How to update table rows with recently modified data

stevelp · March 24, 2020, 10:01pm

I’m pulling data from an API which limits the number of rows I can call each month. To solve for this, I’d like to design a few flows in KNIME to accomplish the following:

Original data pull from API which writes to a local table (Done)
Subsequent data pull from API which only calls rows that have been updated in the last 30 days. Some of these will be completely new rows, and some will be updated rows (Done)
Merge the results from steps 1 and 2 so that any rows in the second pull replace rows from the original pull (This is the step I’m having trouble with).

I have a unique ID in my data, so I’m able to match the two datasets using a full outer join with the joiner tool, but I’m not sure how to consolidate this back into one clean dataset. Right now I have two sets of columns for all my rows.

Also, is there a way for me to append a date field when a row is pulled from the API, or when a node is run? Ideally, I’d like it display it prominently so it’s obvious how long it’s been since the data has been refreshed.
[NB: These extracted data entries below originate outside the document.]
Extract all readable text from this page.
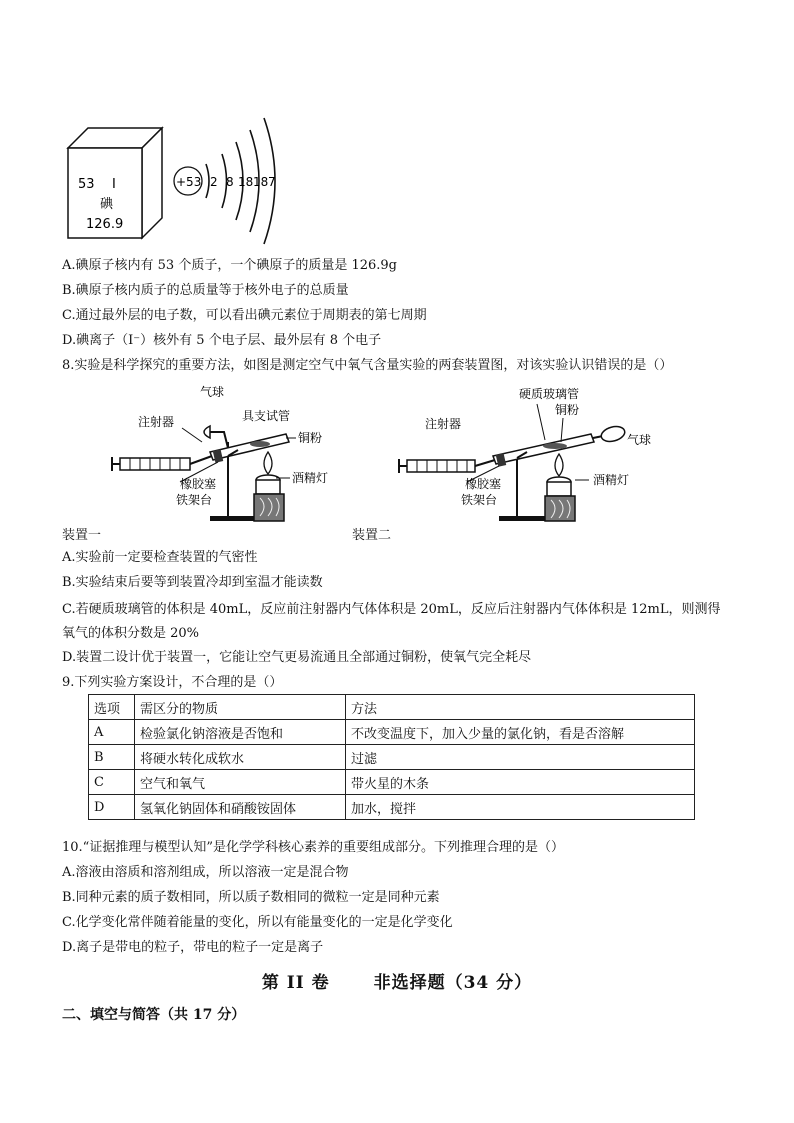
53 I
碘
126.9
+53 2 8 18 18 7
A.碘原子核内有 53 个质子，一个碘原子的质量是 126.9g
B.碘原子核内质子的总质量等于核外电子的总质量
C.通过最外层的电子数，可以看出碘元素位于周期表的第七周期
D.碘离子（I⁻）核外有 5 个电子层、最外层有 8 个电子
8.实验是科学探究的重要方法，如图是测定空气中氧气含量实验的两套装置图，对该实验认识错误的是（）
气球
注射器	具支试管
铜粉
橡胶塞	酒精灯
铁架台
硬质玻璃管
铜粉
注射器
气球
橡胶塞	酒精灯
铁架台
装置一	装置二
A.实验前一定要检查装置的气密性
B.实验结束后要等到装置冷却到室温才能读数
C.若硬质玻璃管的体积是 40mL，反应前注射器内气体体积是 20mL，反应后注射器内气体体积是 12mL，则测得氧气的体积分数是 20%
D.装置二设计优于装置一，它能让空气更易流通且全部通过铜粉，使氧气完全耗尽
9.下列实验方案设计，不合理的是（）
选项	需区分的物质	方法
A	检验氯化钠溶液是否饱和	不改变温度下，加入少量的氯化钠，看是否溶解
B	将硬水转化成软水	过滤
C	空气和氧气	带火星的木条
D	氢氧化钠固体和硝酸铵固体	加水，搅拌
10.“证据推理与模型认知”是化学学科核心素养的重要组成部分。下列推理合理的是（）
A.溶液由溶质和溶剂组成，所以溶液一定是混合物
B.同种元素的质子数相同，所以质子数相同的微粒一定是同种元素
C.化学变化常伴随着能量的变化，所以有能量变化的一定是化学变化
D.离子是带电的粒子，带电的粒子一定是离子
第 II 卷	非选择题（34 分）
二、填空与简答（共 17 分）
I’m uploading a sample flow with most of the columns removed.
Table Join Example.knwf (245.1 KB)

AlexanderFillbrunn · March 25, 2020, 11:05am

Hi,
can you remove the old rows from your dataset using a Reference Row Filter and then merge the result with the new data pulled from the API using the Concatenate node?

Regarding the date field: You can use a Create Date&Time Range node with execution time as start time and the number of rows set to 1, then add that single row to the dataset using a Cross Joiner.
Kind regards
Alexander

ipazin · March 25, 2020, 3:04pm

Hi there @stevelp,

also you could concatenate original and recent data and then follow it with Duplicate Row Filter based on unique ID you have and have option to keep the last row.

Br,
Ivan

stevelp · March 26, 2020, 4:00am

Thanks @AlexanderFillbrunn! This worked beautifully!

can you remove the old rows from your dataset using a Reference Row Filter and then merge the result with the new data pulled from the API using the Concatenate node?

Regarding the date field: You can use a Create Date&Time Range node with execution time as start time and the number of rows set to 1, then add that single row to the dataset using a Cross Joiner.

I added the Create Date&Time Range node and added it to the dataset using Cross Joiner. However, This is a separate node on my workflow. I guess it’s possible that a person could reset and refresh only the nodes they want to get the new dataset, but the Create Date&Time Range won’t be reset unless they reset that node as well. Is there a way I can make this node somehow dependent on the execution of another node?

I’m attaching a screenshot of this part of my flow for reference, where upstream nodes were reset, but the create Date&Time Range node was not.

stevelp · March 26, 2020, 4:04am

Thanks @ipazin! I like this solution as well!

also you could concatenate original and recent data and then follow it with Duplicate Row Filter based on unique ID you have and have option to keep the last row.

I had initially tried to do it this way. I just hadn’t realized I needed to add a Duplicate Row Filter to get rid of the unwanted rows. I kept thinking this was an option in the concatenate node I didn’t know how to activate.

AlexanderFillbrunn · March 26, 2020, 7:17am

Hi,
You can right click and select “Show Flow Variable Ports” on the Concatenate and Create Date&time Range nodes. Then you can create a flow var connection between the two nodes to make one dependent from the other. The Show Flow Variables step is not really necessary, because you can even drag the connection without the ports being visible, but it is easier to understand what you are doing that way.
Kind regards
Alexander

system · April 2, 2020, 7:17am

This topic was automatically closed 7 days after the last reply. New replies are no longer allowed.